Sociologie Românească (Dec 2007)
Bunăstarea subiectivă în noile ţări membre ale UE: o evaluare comparativă a tendinţelor
Abstract
Subjective well-being, defined as a personal assessment of one’s life, is increasingly used as an indicator for describing the human dimension of social change. It offers a global evaluation of the effects the social transformations have on the average people, filtered through his attitudes and experiences. The present paper focuses on the effects of transition in eleven postcommunist states that joined or are expected to join soon EU (including East Germany).
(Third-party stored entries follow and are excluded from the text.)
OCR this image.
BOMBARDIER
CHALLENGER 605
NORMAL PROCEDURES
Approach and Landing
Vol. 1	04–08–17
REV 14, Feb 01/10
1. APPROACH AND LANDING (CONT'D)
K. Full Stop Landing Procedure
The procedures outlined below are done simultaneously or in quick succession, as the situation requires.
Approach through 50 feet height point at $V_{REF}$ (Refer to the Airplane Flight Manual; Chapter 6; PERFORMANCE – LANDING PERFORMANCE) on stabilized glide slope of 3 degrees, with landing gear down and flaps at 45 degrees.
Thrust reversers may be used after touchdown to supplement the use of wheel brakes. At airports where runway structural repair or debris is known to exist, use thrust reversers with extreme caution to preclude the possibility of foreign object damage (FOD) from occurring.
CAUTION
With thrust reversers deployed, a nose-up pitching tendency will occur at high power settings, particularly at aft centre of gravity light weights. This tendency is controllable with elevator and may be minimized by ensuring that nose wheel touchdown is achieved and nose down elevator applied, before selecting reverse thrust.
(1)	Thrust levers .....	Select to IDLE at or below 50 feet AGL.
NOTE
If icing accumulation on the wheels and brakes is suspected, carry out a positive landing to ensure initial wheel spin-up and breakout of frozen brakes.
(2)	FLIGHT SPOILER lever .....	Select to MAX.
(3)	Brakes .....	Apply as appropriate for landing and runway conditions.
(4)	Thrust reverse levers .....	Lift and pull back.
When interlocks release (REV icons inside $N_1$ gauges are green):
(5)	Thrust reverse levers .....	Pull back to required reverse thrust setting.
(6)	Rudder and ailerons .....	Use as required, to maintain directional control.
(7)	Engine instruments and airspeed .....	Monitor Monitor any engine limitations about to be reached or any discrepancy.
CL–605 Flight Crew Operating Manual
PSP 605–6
There will be compared the subjective well-being levels at the beginning (1990-1991), in the middle (1996-1997) and towards the end of the transition process (2004-2005), and I will temp an evaluation of recent trends and predict future changes. Main data sources used were World Database of Happiness, Candidate Countries Eurobarometer (2001-2004), and standard Eurobarometers. Contrary to the theory of effects of .transition with different speeds., patterns of country differences were generally maintained through all this period. The common trend is V-shaped, with a minimum in 1996-1997, supposedly coinciding with or closed to the time when transition crisis hurt most. Only recently national averages seem to return to the initial levels. Close-to-date evolutions in life satisfaction are very slow, almost stagnant. Only the best situated countries can envisage the convergence moments. Other nations haven.t arrived in the block starts of catch-up race, showing that effects of successful transition on average people's lives are still waited.